The female is duller overall with less yellow on the crown. Immatures are olive green with wings similar to the adults.

The color of their plumage tends to vary depending on the sex of the species. For males, the feathers are of bright yellow and olive green. The males often have bluish-gray wings that come with white wing bars and a distinctive black eye lining, making their heads look pointier compared to other male warbler species.

Blue-winged warbler females exhibit a yellow plumage that looks a bit lighter in color. The females also have a much less prominent eye lining which mostly looks grey and light, rather than black as seen in the males.

Immature or juvenile blue-winged warblers are smaller compared to adults and will show a pinkish bill and almost invisible wing bars.

The song is a series of buzzing notes. The call is a sharp chip.

==Distribution and habitat==
Blue-winged warblers are migratory New World warblers. They winter in southern Central America and breed from east-central Nebraska in the west to southern Minnesota, Wisconsin, Michigan and southern Ontario in the north to central New York, southern Vermont, southern New Hampshire and New England to the east, south to western South Carolina, northern Georgia, northern Alabama, eastern Tennessee and southern Missouri. It is a very rare vagrant to western Europe, with one bird wandering to Ireland.

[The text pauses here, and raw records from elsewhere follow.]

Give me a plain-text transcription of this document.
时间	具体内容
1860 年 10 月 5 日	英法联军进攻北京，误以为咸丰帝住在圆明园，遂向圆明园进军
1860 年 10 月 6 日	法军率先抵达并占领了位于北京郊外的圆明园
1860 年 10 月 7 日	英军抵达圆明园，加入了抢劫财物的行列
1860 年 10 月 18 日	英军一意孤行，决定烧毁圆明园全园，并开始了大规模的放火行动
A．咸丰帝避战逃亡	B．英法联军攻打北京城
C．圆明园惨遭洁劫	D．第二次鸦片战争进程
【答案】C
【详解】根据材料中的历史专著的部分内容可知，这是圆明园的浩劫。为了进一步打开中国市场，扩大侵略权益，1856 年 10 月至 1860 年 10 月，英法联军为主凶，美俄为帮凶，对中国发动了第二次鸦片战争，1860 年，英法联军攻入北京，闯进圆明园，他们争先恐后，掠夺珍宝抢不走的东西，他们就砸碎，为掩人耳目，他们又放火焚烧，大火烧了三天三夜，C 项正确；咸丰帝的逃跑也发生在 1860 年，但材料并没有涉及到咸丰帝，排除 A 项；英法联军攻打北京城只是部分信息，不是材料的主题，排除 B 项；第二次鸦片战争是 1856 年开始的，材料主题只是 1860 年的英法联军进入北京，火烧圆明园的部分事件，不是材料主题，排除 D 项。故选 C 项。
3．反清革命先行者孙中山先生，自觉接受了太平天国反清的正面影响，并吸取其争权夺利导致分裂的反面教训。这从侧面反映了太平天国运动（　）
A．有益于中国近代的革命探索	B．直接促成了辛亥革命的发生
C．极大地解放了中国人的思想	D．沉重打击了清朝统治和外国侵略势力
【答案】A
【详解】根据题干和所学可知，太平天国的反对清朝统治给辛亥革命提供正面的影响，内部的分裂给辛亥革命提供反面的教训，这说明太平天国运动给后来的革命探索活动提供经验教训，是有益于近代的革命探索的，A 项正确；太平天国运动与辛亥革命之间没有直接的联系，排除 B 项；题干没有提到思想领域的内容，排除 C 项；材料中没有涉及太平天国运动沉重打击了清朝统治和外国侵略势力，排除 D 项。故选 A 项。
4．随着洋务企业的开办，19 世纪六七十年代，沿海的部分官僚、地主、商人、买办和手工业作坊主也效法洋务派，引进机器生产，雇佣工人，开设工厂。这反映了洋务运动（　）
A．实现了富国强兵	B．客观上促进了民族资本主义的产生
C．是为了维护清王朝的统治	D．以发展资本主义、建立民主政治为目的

The breeding habitat is open scrubby areas. The species is mostly found in abandoned fields with shrubs and trees and bordered by tall deciduous trees. Blue-winged warblers are generally found in areas located in higher elevation and high percentage of grass and canopy cover.

==Behaviour and ecology==

===Food and feeding===
Diet consists of insects and spiders. Blue-winged warblers primarily feed on insects found in various plants including apple trees, walnut trees, and water hemlock. Adults sometimes hang upside down to glean and probe leaves and gather insect larvae for their young. Some examples of larvae fed to juvenile blue-winged warblers include Aphis sp., and Corythucha sp. Often, researchers presume that the species's diet and feeding methods tend to differ on each season and habitat, and may also change due to the availability of resources. This could be considered a relatively generalist species.

===Breeding===
Blue-winged warblers nest on the ground or low in a bush, laying four to seven eggs in a cup nest. The females incubate the eggs for 10–11 days. The young are altricial and fledge in 8–10 days. The blue winged species communicate with others via singing. Hence, they have songs for fighting (descending bee-buzz), nesting, as well as breeding with other blue-winged warblers. During breeding season, the males arrive first in the location and wait for their possible mate. Usually, the females arrive one week after the males. While waiting for their mates, the males sing continuously. Once the females enter, the singing decreases and could possibly change in tune until they find a partner. After mating, the length of their song abruptly decreases.